In its submission, the Ubuntu Centre South Africa organisation raised concerns about certain sections of the bill that “discriminate” against persons with psychosocial disabilities and those who are detained under the Mental Health Act.

“This is in conflict with the constitution and the UN Convention on the Rights of People with Disabilities,” said the organisation in its submission.

IEC chief executive Mosotho Moepya responded that the commission had found, in countries like the US, 44 states out of the 50 states did not permit persons with mental disabilities to register as voters.

“We looked at Europe and out of 27 of those European countries only nine allowed such persons to register and to vote,” said Moepya.

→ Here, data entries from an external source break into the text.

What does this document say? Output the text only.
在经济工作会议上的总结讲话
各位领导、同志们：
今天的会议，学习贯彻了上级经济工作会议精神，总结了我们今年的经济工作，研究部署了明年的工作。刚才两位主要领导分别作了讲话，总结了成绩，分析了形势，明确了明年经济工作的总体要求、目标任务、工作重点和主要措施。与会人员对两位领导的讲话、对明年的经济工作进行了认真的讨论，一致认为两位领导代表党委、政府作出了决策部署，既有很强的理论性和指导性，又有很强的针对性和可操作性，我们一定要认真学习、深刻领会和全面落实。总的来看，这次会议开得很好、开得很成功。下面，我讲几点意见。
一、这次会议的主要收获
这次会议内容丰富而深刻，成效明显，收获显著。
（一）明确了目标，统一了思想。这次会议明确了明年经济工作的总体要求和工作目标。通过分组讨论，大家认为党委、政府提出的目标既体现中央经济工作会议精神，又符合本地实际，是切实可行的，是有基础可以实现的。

He said the exclusion extended to situations in which people were detained under the Mental Health Care Act.

The ANC’s Andre Gaum said the IEC should “just drop that provision from the relevant legislation”.

“If someone makes the effort to pitch up at a voting station why shouldn’t we just allow them?” he asked.

Corne Mulder of the Freedom Front Plus quipped that people with bipolar disorder would probably “take up a third of the voters roll”.

“But I think the current provision makes sense. The court won’t easily pronounce somebody unsound in mind. There’s a huge process the court goes through,” he said.